Survival Studies in Mouse Models
Mice were anesthetized with a xylazine–ketamine mixture (60 μl, i.p., 5 mg/kg xylazine, 95 mg/kg ketamine). All Cn strains were grown in YPD medium for 16–18 h at 30°C. Cells were washed and re-suspended in PBS. Mice were challenged intranasally with 20 μl of the inoculum containing 5 × 105 Cn cells. After Cn infection, mice were administered HU (0.8 mg/kg every 48 h). Mice were fed ad libitum and monitored twice daily for signs of morbidity or pain or clinical signs suggesting meningoencephalitis. Mice exhibiting any of these signs were immediately sacrificed using CO2 inhalation followed by cervical dislocation.
All data were analyzed by standard Student’s t-test with P values shown in appropriate figures.
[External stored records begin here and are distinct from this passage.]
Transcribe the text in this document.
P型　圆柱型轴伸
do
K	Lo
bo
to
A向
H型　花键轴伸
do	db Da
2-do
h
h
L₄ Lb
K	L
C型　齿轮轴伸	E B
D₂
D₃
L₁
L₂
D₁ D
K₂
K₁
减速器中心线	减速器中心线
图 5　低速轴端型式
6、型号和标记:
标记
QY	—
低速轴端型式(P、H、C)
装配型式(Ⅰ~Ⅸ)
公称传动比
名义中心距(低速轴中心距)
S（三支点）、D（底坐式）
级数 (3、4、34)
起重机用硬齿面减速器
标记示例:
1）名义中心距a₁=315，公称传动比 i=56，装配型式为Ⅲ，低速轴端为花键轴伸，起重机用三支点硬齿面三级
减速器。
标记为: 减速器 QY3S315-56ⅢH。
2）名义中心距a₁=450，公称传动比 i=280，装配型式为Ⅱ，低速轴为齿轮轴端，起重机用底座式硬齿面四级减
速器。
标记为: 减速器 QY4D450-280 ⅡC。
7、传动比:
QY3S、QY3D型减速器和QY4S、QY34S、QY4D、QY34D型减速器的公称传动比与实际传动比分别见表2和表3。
Absence of ISC1 Causes Sensitivity to HU and MMS in Cn Cells
Cryptococcus neoformans WT and isc1Δ cells were analyzed for their response to long-term exposure to HU and MMS. As shown in Figures 1A,B, whereas WT Cn cells recovered from HU and MMS stress, isc1Δ cells were highly sensitive to both HU and MMS. The HU sensitivity of Cn isc1Δ cells was almost comparable to that of Sc isc1Δ cells (Figure 1A). To ensure that the sensitivity to HU and MMS was due to loss of the ISC1 gene, we examined a Cn isc1Δ strain containing reconstituted ISC1 for HU and MMS tolerance. As shown in Figures 1A,B, the reconstituted strain was resistant to HU and MMS similar to the WT strain, strongly suggesting a role for Cn ISC1 in HU/MMS tolerance. In addition to testing the role of the reconstituted strain for HU and MMS sensitivity, we tested the role of Cn ISC1 in HU tolerance independently: we expressed the Cn ISC1 gene in an Sc isc1Δ strain and examined whether the former complemented HU sensitivity. As shown in Figure 1C, whereas the Sc WT strain containing a vector showed HU resistance, its isc1Δ derivative containing the vector was HU sensitive. In contrast, the Sc isc1Δ strain expressing either Sc ISC1 or Cn ISC1 (in pYES vector; Henry et al., 2011) showed HU resistance, albeit with minor differences (Figure 1C). All these results show that Cn Isc1 plays a key role in HU/MMS tolerance.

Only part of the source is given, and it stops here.